Dans le vaste parc du monde vidéoludique, il y a des thèmes qui restent malheureusement traités de façon restreinte, voire pas traités du tout. Si la guerre ou encore le post-apocalyptique sont des sujets très appréciés des développeurs, l'exploration de l'esprit humain reste à ce jour un sujet encore marginal. Certes, quelques jeux se sont bien essayés dans cet exercice, comme le TPS Spec Ops : The Line, mais aujourd'hui nous arrive Ether One, un jeu prenant le parti de tout baser sur l'esprit humain et ses fragilités.
Ce test est un copier-coller du test de la version PC, pour la raison que les deux jeux sont strictement identiques, sauf l'adaptation du gameplay pour consoles, comme n'importe quel FPW (First Person Walker) lambda. Seulement la version PS4 vient de sortir, et il lui faut un test. Un seul point a été enlevé pour l'absence de traduction française, alors que le jeu sort quand même sur le PlayStation Store après plusieurs autres supports.
On peut dire que pour un premier jeu, White Paper Games y va plutôt fort, en prenant un thème poignant et, sans mentir, plutôt "casse-gueule". Le titre nous propose ainsi de nous glisser dans la peau d'un restorer, une personne censée aider les patients atteints de maladies psychologiques, comme la démence. Son boulot sera de découvrir quel événement est à l'origine de ce trouble, ce qui permettra par la suite de mieux le traiter. Partant de ce postulat plutôt musclé, le jeu nous déroule une histoire vraiment étonnante et sensationnelle.
Une histoire poignante...
Quitte à prendre une base aussi émouvante, on peut dire que le studio est allé jusqu'au bout de son propos. En fait, Ether One prend place au moment où une machine nouvelle génération vient d'être inventée, une machine capable de modéliser l'esprit de quelqu'un, en l'occurrence un patient, et de permettre à une autre personne de s'y balader. Justement, vous tombez sur un cas assez lourd, et qui requiert par conséquent cette technologie. Vous allez donc vous retrouver plongé au sein de l'esprit d'une autre personne, qui prend alors la forme d'un petit village à l'architecture anglo-saxonne du nom de Pinwheel.

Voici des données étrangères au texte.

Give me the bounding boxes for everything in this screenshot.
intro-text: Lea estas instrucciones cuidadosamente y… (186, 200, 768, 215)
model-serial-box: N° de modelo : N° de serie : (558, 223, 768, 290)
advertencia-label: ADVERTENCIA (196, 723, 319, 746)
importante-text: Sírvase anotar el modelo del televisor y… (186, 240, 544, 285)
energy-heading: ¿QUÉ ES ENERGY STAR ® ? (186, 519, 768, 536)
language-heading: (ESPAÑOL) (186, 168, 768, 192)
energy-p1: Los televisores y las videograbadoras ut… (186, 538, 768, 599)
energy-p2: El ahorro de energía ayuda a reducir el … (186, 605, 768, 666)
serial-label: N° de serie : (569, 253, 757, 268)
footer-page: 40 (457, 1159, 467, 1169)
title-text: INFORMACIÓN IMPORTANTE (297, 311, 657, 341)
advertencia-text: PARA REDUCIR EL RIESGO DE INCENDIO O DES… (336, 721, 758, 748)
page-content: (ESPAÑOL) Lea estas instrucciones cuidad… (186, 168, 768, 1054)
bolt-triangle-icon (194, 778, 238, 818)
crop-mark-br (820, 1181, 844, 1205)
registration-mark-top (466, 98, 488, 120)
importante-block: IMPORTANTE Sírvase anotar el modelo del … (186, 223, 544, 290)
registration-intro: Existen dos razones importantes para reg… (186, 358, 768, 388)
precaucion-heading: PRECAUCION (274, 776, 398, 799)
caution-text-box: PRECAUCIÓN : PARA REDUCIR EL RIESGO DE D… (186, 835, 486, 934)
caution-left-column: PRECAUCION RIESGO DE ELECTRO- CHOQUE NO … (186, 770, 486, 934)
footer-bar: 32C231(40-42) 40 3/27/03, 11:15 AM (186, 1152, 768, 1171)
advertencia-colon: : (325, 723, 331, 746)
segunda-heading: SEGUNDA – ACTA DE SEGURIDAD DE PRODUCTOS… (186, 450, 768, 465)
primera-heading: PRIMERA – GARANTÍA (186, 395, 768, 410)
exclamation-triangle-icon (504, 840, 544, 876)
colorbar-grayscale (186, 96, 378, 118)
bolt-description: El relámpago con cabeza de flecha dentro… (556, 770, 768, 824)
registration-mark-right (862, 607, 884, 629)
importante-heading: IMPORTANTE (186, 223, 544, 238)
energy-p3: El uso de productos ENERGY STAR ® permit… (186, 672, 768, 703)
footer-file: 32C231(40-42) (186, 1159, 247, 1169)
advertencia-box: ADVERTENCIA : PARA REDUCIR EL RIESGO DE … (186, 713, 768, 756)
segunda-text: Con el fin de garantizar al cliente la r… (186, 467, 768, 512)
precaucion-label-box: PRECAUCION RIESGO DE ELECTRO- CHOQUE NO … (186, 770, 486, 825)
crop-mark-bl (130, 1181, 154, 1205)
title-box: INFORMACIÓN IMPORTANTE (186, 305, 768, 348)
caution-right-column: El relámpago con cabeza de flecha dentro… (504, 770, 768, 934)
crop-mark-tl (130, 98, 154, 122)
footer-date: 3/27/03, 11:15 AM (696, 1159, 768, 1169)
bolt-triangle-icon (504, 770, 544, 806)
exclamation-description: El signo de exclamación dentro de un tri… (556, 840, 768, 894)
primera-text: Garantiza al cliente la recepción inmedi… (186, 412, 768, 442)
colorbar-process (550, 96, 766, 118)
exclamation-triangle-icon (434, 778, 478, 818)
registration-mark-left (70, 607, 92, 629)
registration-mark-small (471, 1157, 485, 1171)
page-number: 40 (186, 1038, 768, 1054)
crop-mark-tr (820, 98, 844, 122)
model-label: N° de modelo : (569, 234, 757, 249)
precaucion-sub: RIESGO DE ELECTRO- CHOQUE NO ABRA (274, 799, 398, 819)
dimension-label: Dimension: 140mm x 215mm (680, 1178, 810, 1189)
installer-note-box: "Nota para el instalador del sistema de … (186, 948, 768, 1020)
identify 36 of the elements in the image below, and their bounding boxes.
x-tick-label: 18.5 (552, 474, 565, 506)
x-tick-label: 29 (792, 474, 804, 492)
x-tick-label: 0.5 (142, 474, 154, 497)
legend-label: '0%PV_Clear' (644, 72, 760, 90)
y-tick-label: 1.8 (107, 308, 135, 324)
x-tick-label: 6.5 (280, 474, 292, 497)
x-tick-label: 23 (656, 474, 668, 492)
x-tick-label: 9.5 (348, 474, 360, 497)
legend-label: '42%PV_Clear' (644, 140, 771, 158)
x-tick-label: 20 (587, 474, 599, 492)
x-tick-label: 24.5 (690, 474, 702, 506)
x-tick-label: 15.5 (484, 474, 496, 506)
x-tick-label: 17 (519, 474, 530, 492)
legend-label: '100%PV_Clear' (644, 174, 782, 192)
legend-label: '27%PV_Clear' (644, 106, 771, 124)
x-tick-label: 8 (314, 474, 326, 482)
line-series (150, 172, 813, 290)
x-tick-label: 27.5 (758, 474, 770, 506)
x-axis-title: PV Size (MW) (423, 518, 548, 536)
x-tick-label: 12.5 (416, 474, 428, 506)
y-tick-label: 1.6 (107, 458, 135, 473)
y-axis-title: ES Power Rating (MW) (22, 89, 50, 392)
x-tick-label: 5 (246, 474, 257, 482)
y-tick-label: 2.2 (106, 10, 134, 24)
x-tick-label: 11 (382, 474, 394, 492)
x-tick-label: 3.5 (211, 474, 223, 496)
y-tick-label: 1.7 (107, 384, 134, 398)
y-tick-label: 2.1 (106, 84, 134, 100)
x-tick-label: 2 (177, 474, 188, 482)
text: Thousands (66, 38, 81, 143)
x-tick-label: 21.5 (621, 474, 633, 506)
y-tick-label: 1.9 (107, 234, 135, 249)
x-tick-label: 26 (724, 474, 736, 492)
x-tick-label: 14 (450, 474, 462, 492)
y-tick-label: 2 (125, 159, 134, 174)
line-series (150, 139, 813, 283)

Au début, tout paraît à peu près normal, même si le manque d'habitants se fait rapidement sentir. Mais parfois, au détour d'une habitation ou d'un bout de rue, de mystérieuses petites voix se font entendre. Le joueur apprendra très vite que tous ces éléments sont en fait des bribes de souvenirs éparpillées et éclatées au sein de cet esprit que l'on imagine véritablement torturé. C'est bien simple, l'atmosphère est si pesante et anxiogène qu'il est rare de jouer plus d'une heure à Ether One sans sentir un malaise s'installer. Quand on y pense, nous sommes en train de mettre à nu l'esprit de quelqu'un, avec ses doux souvenirs mais aussi ses véritables cauchemars, fruits d'un esprit détraqué. Si Gone Home avait réussi le pari de nous faire découvrir la vie touchante et privée d'une petite famille américaine, Ether One va beaucoup plus loin en nous faisant découvrir la psychologie profonde du genre humain, beaucoup plus fragile qu'elle n'y paraît.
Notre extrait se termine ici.